8.10.08

Parte 2: De como aprender a amar Yeda

Ayrton Centeno para RSurgente
7 de julho de 2008
Embora às voltas com Laíres e Culaus e ouvindo seu vice pedir a abertura de uma nova CPI para investigar o Banrisul, Yeda teve mais manchetes positivas em Zero Hora que o governo Lula.

O que diriam Zero Hora e seus pares se o vice-presidente José Alencar gravasse uma proposta indecente da ministra Dilma Roussef, acompanhada do detalhamento de como funciona a pilhagem no coração do governo, citando partidos beneficiados e estatais extorquidas? E se Alencar não apenas gravasse o tête-à-tête com a chefia da Casa Civil como o levasse a uma CPI? E o diálogo escabroso, quase imediatamente, se tornasse público? O Armagedom seria uma figura pálida para descrever os dias, meses e anos que se seguiriam.

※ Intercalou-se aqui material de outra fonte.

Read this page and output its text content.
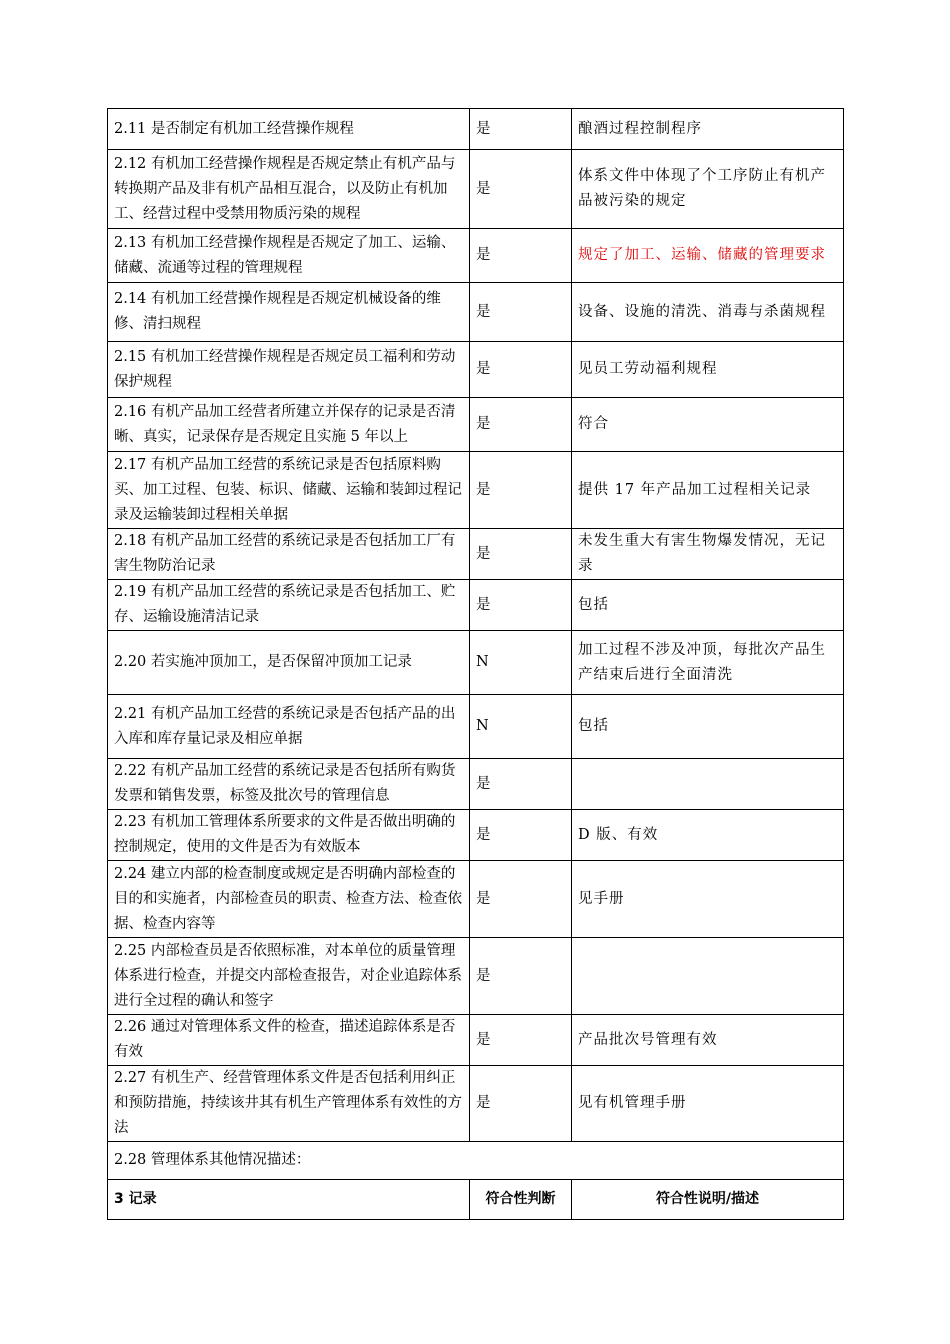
2.11 是否制定有机加工经营操作规程	是	酿酒过程控制程序
2.12 有机加工经营操作规程是否规定禁止有机产品与转换期产品及非有机产品相互混合，以及防止有机加工、经营过程中受禁用物质污染的规程	是	体系文件中体现了个工序防止有机产品被污染的规定
2.13 有机加工经营操作规程是否规定了加工、运输、储藏、流通等过程的管理规程	是	规定了加工、运输、储藏的管理要求
2.14 有机加工经营操作规程是否规定机械设备的维修、清扫规程	是	设备、设施的清洗、消毒与杀菌规程
2.15 有机加工经营操作规程是否规定员工福利和劳动保护规程	是	见员工劳动福利规程
2.16 有机产品加工经营者所建立并保存的记录是否清晰、真实，记录保存是否规定且实施 5 年以上	是	符合
2.17 有机产品加工经营的系统记录是否包括原料购买、加工过程、包装、标识、储藏、运输和装卸过程记录及运输装卸过程相关单据	是	提供 17 年产品加工过程相关记录
2.18 有机产品加工经营的系统记录是否包括加工厂有害生物防治记录	是	未发生重大有害生物爆发情况，无记录
2.19 有机产品加工经营的系统记录是否包括加工、贮存、运输设施清洁记录	是	包括
2.20 若实施冲顶加工，是否保留冲顶加工记录	N	加工过程不涉及冲顶，每批次产品生产结束后进行全面清洗
2.21 有机产品加工经营的系统记录是否包括产品的出入库和库存量记录及相应单据	N	包括
2.22 有机产品加工经营的系统记录是否包括所有购货发票和销售发票，标签及批次号的管理信息	是	
2.23 有机加工管理体系所要求的文件是否做出明确的控制规定，使用的文件是否为有效版本	是	D 版、有效
2.24 建立内部的检查制度或规定是否明确内部检查的目的和实施者，内部检查员的职责、检查方法、检查依据、检查内容等	是	见手册
2.25 内部检查员是否依照标准，对本单位的质量管理体系进行检查，并提交内部检查报告，对企业追踪体系进行全过程的确认和签字	是	
2.26 通过对管理体系文件的检查，描述追踪体系是否有效	是	产品批次号管理有效
2.27 有机生产、经营管理体系文件是否包括利用纠正和预防措施，持续该井其有机生产管理体系有效性的方法	是	见有机管理手册
2.28 管理体系其他情况描述：		
3 记录	符合性判断	符合性说明/描述
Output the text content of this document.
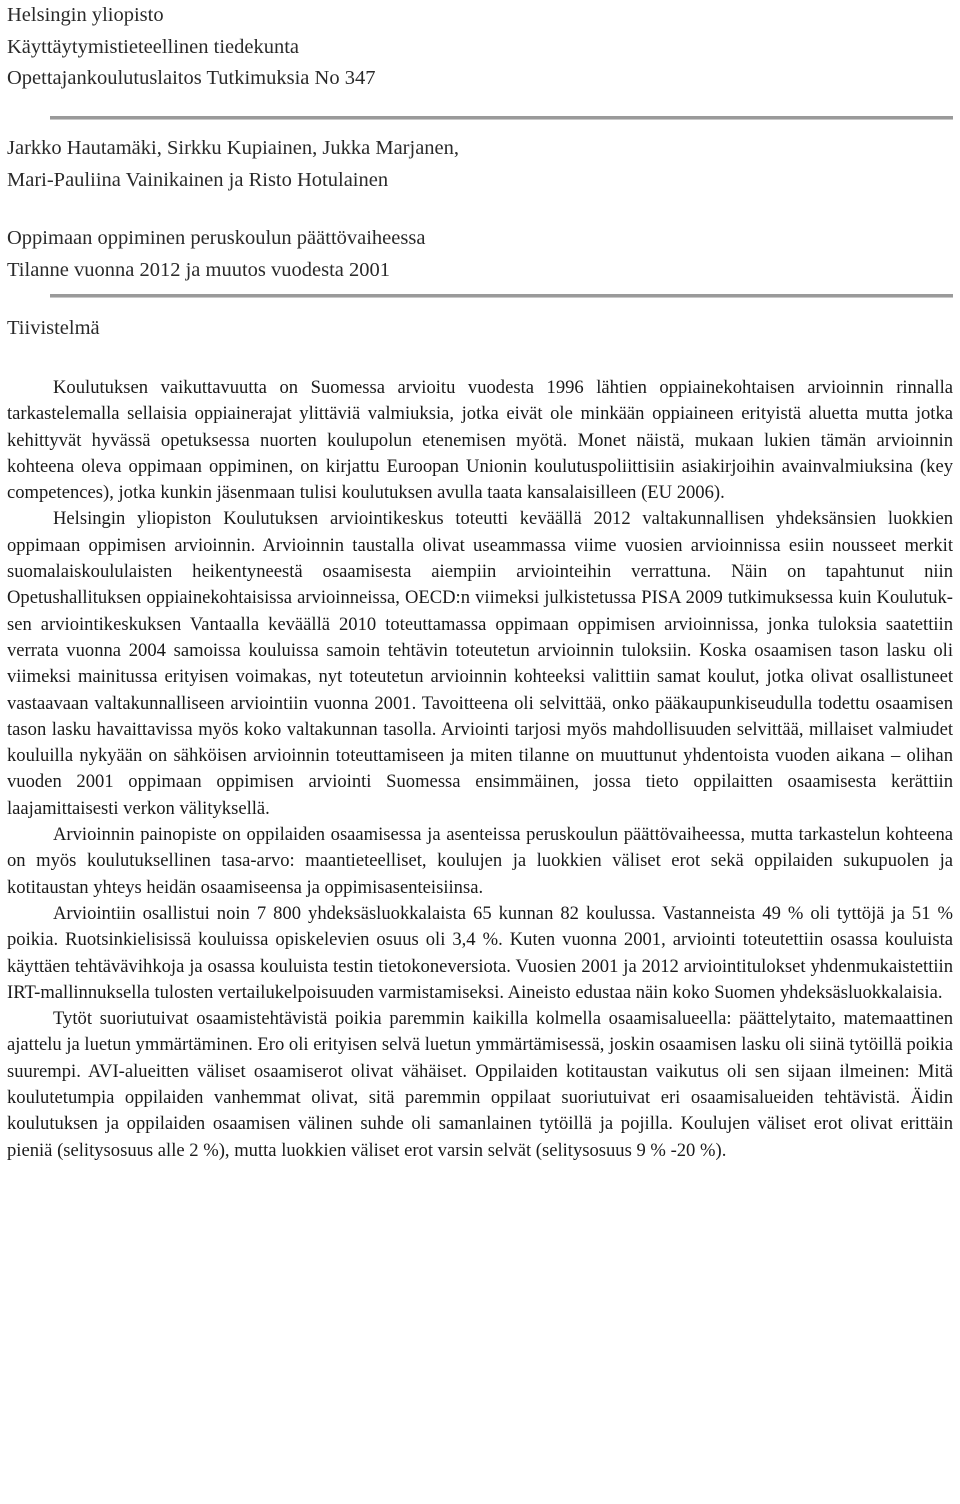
Helsingin yliopisto
Käyttäytymistieteellinen tiedekunta
Opettajankoulutuslaitos Tutkimuksia No 347
Jarkko Hautamäki, Sirkku Kupiainen, Jukka Marjanen,
Mari-Pauliina Vainikainen ja Risto Hotulainen
Oppimaan oppiminen peruskoulun päättövaiheessa
Tilanne vuonna 2012 ja muutos vuodesta 2001
Tiivistelmä

Koulutuksen vaikuttavuutta on Suomessa arvioitu vuodesta 1996 lähtien oppiainekohtaisen arvioinnin rinnalla tarkastelemalla sellaisia oppiainerajat ylittäviä valmiuksia, jotka eivät ole minkään oppiaineen erityistä aluetta mutta jotka kehittyvät hyvässä opetuksessa nuorten koulupolun etenemisen myötä. Monet näistä, mukaan lukien tämän arvioinnin kohteena oleva oppimaan oppiminen, on kirjattu Euroopan Unionin koulutuspoliittisiin asiakirjoihin avainvalmiuksina (key competences), jotka kunkin jäsenmaan tulisi koulutuksen avulla taata kansalaisilleen (EU 2006).

Helsingin yliopiston Koulutuksen arviointikeskus toteutti keväällä 2012 valtakunnallisen yhdeksänsien luokkien oppimaan oppimisen arvioinnin. Arvioinnin taustalla olivat useammassa viime vuosien arvioinnissa esiin nousseet merkit suomalaiskoululaisten heikentyneestä osaamisesta aiempiin arviointeihin verrattuna. Näin on tapahtunut niin Opetushallituksen oppiainekohtaisissa arvioinneissa, OECD:n viimeksi julkistetussa PISA 2009 tutkimuksessa kuin Koulutuksen arviointikeskuksen Vantaalla keväällä 2010 toteuttamassa oppimaan oppimisen arvioinnissa, jonka tuloksia saatettiin verrata vuonna 2004 samoissa kouluissa samoin tehtävin toteutetun arvioinnin tuloksiin. Koska osaamisen tason lasku oli viimeksi mainitussa erityisen voimakas, nyt toteutetun arvioinnin kohteeksi valittiin samat koulut, jotka olivat osallistuneet vastaavaan valtakunnalliseen arviointiin vuonna 2001. Tavoitteena oli selvittää, onko pääkaupunkiseudulla todettu osaamisen tason lasku havaittavissa myös koko valtakunnan tasolla. Arviointi tarjosi myös mahdollisuuden selvittää, millaiset valmiudet kouluilla nykyään on sähköisen arvioinnin toteuttamiseen ja miten tilanne on muuttunut yhdentoista vuoden aikana – olihan vuoden 2001 oppimaan oppimisen arviointi Suomessa ensimmäinen, jossa tieto oppilaitten osaamisesta kerättiin laajamittaisesti verkon välityksellä.

Arvioinnin painopiste on oppilaiden osaamisessa ja asenteissa peruskoulun päättövaiheessa, mutta tarkastelun kohteena on myös koulutuksellinen tasa-arvo: maantieteelliset, koulujen ja luokkien väliset erot sekä oppilaiden sukupuolen ja kotitaustan yhteys heidän osaamiseensa ja oppimisasenteisiinsa.

Arviointiin osallistui noin 7 800 yhdeksäsluokkalaista 65 kunnan 82 koulussa. Vastanneista 49 % oli tyttöjä ja 51 % poikia. Ruotsinkielisissä kouluissa opiskelevien osuus oli 3,4 %. Kuten vuonna 2001, arviointi toteutettiin osassa kouluista käyttäen tehtävävihkoja ja osassa kouluista testin tietokoneversiota. Vuosien 2001 ja 2012 arviointitulokset yhdenmukaistettiin IRT-mallinnuksella tulosten vertailukelpoisuuden varmistamiseksi. Aineisto edustaa näin koko Suomen yhdeksäsluokkalaisia.

Tytöt suoriutuivat osaamistehtävistä poikia paremmin kaikilla kolmella osaamisalueella: päättelytaito, matemaattinen ajattelu ja luetun ymmärtäminen. Ero oli erityisen selvä luetun ymmärtämisessä, joskin osaamisen lasku oli siinä tytöillä poikia suurempi. AVI-alueitten väliset osaamiserot olivat vähäiset. Oppilaiden kotitaustan vaikutus oli sen sijaan ilmeinen: Mitä koulutetumpia oppilaiden vanhemmat olivat, sitä paremmin oppilaat suoriutuivat eri osaamisalueiden tehtävistä. Äidin koulutuksen ja oppilaiden osaamisen välinen suhde oli samanlainen tytöillä ja pojilla. Koulujen väliset erot olivat erittäin pieniä (selitysosuus alle 2 %), mutta luokkien väliset erot varsin selvät (selitysosuus 9 % -20 %).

Pois na província do Rio Grande de São Pedro foi isto o que aconteceu. Ocorre que, nesta terra, os jornais são os mesmos, mas o governo é outro. E isto faz toda a diferença. No ano da graça de 2008, as trombetas do Apocalipse soaram para o governo Yeda Crusius. Porém, nas páginas de ZH, não reverberaram tanto quanto poderia se esperar de um jornal que promete “a vida por todos os lados”. É o que aponta a última “pesquisa” - assim, entre aspas, para não se dar a idéia de uma pretensão de ciência que não se tem e nem se poderia ter – sobre as manchetes de capa do diário. Em abril, publicou-se o primeiro levantamento do gênero abrangendo uma avaliação do primeiro trimestre. Agora é a vez do semestre.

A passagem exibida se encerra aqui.